Mais il vient d'être déclaré par M. le président du conseil d'État qu'aucun avis ne lui avait été préalablement donné; et il s'en est plaint à bon droit. J'insiste à cet égard sur l'observation que vient de faire M. le président du conseil d'État. Jamais, dans aucune assemblée parlementaire (c'est une question de loyauté, de parti à parti, d'opposition à gouvernement), jamais on ne s'est permis de porter une accusation sur des faits aussi ténébreux, sans prévenir le gouvernement, afin qu'il puisse procéder à une enquête et éclaircir les faits, de manière à se justifier devant le pays. Agir autrement, je suis obligé de vous le dire, n'est pas loyal. (Très-bien! très-bien!)
Maintenant, je vous rappelle à l'ordre: je ne permets pas que, dans cette enceinte, on insulte l'institution la plus respectable et la plus désintéressée, la magistrature. (Très-bien! Bravo!) Et, si vous continuez, je vous interdirai la parole. (Oui! oui! Très-bien!)

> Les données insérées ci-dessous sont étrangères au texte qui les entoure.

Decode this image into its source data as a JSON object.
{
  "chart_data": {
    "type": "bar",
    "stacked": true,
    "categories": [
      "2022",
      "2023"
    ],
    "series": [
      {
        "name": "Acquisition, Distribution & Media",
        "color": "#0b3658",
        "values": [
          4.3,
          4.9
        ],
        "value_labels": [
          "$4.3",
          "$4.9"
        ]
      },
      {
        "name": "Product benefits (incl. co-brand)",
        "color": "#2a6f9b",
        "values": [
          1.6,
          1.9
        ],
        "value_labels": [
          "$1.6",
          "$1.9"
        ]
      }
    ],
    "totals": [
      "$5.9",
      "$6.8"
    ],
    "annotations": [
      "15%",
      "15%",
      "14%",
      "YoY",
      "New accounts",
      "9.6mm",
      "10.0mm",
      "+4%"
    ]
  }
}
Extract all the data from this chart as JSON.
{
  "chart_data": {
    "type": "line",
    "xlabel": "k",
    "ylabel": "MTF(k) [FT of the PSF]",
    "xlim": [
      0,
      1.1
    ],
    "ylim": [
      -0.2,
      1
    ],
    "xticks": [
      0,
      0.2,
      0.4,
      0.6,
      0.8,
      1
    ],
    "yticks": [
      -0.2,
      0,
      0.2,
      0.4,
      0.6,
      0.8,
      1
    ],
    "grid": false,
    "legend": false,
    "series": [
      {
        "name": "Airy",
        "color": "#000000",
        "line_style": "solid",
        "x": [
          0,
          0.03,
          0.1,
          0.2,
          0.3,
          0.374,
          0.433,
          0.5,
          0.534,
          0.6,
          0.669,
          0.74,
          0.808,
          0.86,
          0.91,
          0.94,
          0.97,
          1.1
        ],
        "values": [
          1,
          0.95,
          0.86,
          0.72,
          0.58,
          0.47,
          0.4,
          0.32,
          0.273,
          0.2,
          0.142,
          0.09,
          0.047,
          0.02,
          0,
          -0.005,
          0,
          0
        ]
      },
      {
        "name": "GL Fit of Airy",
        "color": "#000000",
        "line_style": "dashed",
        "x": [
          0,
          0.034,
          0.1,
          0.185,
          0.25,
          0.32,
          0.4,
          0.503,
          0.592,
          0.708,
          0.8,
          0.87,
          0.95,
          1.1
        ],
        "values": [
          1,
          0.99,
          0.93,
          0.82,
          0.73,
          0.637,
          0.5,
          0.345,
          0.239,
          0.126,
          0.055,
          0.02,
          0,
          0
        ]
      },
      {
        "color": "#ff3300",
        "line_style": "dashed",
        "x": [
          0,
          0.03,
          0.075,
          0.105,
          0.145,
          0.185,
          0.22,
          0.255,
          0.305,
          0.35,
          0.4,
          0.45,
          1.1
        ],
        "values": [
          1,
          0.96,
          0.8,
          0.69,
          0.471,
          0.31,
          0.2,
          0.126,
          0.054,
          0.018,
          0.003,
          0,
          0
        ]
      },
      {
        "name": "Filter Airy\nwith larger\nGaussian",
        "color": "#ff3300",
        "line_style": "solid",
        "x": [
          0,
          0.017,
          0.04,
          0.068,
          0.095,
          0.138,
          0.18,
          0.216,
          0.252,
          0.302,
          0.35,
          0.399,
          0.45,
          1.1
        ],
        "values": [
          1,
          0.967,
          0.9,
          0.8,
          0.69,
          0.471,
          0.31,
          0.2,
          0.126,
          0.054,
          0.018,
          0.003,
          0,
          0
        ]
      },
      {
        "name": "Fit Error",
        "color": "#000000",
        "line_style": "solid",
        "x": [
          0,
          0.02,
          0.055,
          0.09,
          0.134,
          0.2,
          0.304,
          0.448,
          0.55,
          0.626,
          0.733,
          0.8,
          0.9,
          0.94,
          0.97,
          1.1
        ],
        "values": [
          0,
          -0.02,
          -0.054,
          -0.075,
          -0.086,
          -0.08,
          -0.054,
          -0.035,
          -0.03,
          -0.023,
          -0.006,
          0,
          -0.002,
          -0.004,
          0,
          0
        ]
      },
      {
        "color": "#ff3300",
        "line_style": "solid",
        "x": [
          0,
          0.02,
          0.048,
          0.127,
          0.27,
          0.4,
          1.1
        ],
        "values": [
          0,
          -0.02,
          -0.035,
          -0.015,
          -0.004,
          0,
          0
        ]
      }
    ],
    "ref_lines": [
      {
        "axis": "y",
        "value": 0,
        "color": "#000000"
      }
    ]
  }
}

M. Keller. Messieurs, on vient de pourvoir à cette situation exceptionnelle de certains journaux par une loi qui, sous prétexte d'agrandir la liberté de la presse, achèvera, je le crains bien, de déposséder la légalité en faveur de l'arbitraire. M. le ministre de l'intérieur pourra toujours, du jour au lendemain, et par mesure administrative, faire supprimer un journal; les tribunaux ne le pourront plus. Voilà, je le crois, le véritable sens du projet que nous n'avons fait qu'entrevoir en comité secret. Le Siècle et l'Opinion nationale pourront continuer leur triste polémique: ils n'en seront pas moins immortels, et, à l'heure où je vous parle, vous venez de voir jusqu'où se permet d'aller maintenant cette audace impunie, et, pour moi, je suis encore ému d'indignation et de dégoût par la lecture de cet article sans nom, dans lequel on a insulté, non-seulement les malheurs du saint-siége, mais l'honneur de notre armée de Crimée, mais la dignité même du trône, article dans lequel on est venu nous vanter les délices et les raffinements du despotisme païen sous le nom de je ne sais quel fils légitime de la révolution française. Mais que veut-on dire par là? Tenez, malgré moi, cette insolence m'en a rappelé une autre.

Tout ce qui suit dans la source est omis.